Question

Three charges$ + 4q$, $Q$ and $q$ are placed in the straight line of $l$ at the point of distances at $0$, $\dfrac{1}{2}$, $1$ respectively. What should be $Q$ in order to make the net force on $q$ to be zero
a. $ - q$
b. $ - 2q$
c. $ - \dfrac{q}{2}$
d. $4q$

Answer 1

Hint: To solve the given problem first, we need to calculate the force between $ + 4q$ and $q$, then we need to calculate the force between $Q$ and $q$. If we add the answers, we will get the resultant force.

Formula used:
$\dfrac{1}{{4\pi {\varepsilon _0}}} \times \dfrac{{{q_1}{q_2}}}{{{d^2}}}$
Where ${q_1},{q_2}$are two forces, $d$is the distance.

Complete step by step answer:
The values of the three charges are given that is three charges $ + 4q$, $Q$ and $q$ are placed in the straight line of $l$ at the point of distances at $0$, $\dfrac{1}{2}$, $1$. We can represent the given data in the diagram.

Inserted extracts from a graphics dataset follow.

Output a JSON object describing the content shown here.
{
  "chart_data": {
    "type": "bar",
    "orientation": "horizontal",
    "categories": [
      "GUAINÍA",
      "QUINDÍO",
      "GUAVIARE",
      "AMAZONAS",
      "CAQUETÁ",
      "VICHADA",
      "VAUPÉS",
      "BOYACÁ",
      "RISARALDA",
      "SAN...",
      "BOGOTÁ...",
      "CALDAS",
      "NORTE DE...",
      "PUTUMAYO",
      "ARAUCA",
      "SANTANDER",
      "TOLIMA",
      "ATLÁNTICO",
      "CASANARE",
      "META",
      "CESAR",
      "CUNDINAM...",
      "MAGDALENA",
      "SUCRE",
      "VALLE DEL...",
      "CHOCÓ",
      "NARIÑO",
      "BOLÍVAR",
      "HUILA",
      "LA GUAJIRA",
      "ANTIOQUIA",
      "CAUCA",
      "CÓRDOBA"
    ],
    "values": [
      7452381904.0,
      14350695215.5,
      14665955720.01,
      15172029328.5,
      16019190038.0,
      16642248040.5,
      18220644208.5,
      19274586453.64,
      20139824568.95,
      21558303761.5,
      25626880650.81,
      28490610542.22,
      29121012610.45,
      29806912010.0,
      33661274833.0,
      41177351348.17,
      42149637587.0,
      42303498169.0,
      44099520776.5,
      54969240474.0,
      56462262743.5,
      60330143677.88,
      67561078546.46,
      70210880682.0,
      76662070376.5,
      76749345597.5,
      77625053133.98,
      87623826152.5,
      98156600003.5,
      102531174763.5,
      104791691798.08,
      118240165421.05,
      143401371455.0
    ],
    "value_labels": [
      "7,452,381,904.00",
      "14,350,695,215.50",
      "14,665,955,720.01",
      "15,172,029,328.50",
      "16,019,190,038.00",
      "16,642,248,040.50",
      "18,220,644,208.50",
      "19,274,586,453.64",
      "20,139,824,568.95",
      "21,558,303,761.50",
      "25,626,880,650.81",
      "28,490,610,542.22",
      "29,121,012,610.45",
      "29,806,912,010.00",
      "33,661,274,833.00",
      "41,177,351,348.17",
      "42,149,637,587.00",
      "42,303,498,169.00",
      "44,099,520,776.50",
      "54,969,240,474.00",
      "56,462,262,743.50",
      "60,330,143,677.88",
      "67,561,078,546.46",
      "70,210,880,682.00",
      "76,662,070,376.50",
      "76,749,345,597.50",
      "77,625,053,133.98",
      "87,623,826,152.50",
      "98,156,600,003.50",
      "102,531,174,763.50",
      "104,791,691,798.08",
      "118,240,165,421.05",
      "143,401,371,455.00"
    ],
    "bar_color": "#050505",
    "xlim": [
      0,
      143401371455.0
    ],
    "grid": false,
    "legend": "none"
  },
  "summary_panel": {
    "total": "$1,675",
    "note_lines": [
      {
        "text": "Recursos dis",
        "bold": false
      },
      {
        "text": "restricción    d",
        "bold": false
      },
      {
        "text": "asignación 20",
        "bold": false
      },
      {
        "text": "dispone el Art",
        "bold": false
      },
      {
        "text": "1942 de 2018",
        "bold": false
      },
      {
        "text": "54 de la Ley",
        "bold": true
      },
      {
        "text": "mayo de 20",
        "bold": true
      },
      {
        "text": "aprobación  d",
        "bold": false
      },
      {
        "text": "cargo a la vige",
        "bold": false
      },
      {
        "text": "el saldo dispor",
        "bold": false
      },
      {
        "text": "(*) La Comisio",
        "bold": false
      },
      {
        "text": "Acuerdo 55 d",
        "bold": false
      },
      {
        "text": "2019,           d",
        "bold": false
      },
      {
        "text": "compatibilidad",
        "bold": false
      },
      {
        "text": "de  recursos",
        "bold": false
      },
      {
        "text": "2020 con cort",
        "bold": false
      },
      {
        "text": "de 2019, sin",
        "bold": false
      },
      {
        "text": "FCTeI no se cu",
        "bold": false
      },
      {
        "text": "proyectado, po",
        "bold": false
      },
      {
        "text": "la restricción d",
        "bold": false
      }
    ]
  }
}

We have three charges$ + 4q$, $Q$ and $q$ that are placed in the distance of $0$,$\dfrac{1}{2}$, $1$ in a straight line.
We can solve the given problem with the help of Coulomb's law. According to Coulomb's law the force or attraction or repulsion between two charged bodies is directly proportional to the product of the charges and inversely proportional to the square of the distance between them. That is,
$ \Rightarrow \dfrac{1}{{4\pi {\varepsilon _0}}} \times \dfrac{{{q_1}{q_2}}}{{{d^2}}}$
Where ${q_1},{q_2}$are two forces, $d$ is the distance.
To solve the given problem we need to calculate the force between $ + 4q$ and $q$, then we need to calculate the force between $Q$ and $q$. If we add the answers, we will get the resultant force.
Calculate${F_1}$, that is the force between the $ + 4q$ and $q$. That is,
$ \Rightarrow \dfrac{1}{{4\pi {\varepsilon _0}}} \times \dfrac{{{q_1}{q_2}}}{{{d^2}}}$
$ \Rightarrow {F_1} = \dfrac{1}{{4\pi {\varepsilon _0}}} \times \dfrac{{4q \times q}}{{{l^2}}}$
Calculate ${F_1}$, that is the force between $Q$ and $q$. That is,
$ \Rightarrow \dfrac{1}{{4\pi {\varepsilon _0}}} \times \dfrac{{{q_1}{q_2}}}{{{d^2}}}$
  $ \Rightarrow {F_2} = \dfrac{1}{{4\pi {\varepsilon _0}}} \times \dfrac{{Q \times q}}{{\dfrac{l}{2}}}$
Add the two forces we get,
$ \Rightarrow {F_1} + {F_2} = \dfrac{1}{{4\pi {\varepsilon _0}}} \times \dfrac{{4q \times q}}{{{l^2}}} + \dfrac{1}{{4\pi {\varepsilon _0}}} \times \dfrac{{Q \times q}}{{\dfrac{l}{2}}}$
Simplify the given equation as,
$ \Rightarrow \dfrac{{4{q^2}}}{{{l^2}}} = \dfrac{{4Qq}}{{{l^2}}}$
We can even simplify the equation to get the answer.
$ \Rightarrow q = Q$
We need $Q$ in order to make the net force $q$ to be zero.
$\therefore Q = - q$

Hence, the correct answer is option (A).

Note: There are some limitations of the coulomb’s law. It is difficult to implement where the law charges in arbitrary shape because we cannot determine the distance between the charges in such cases.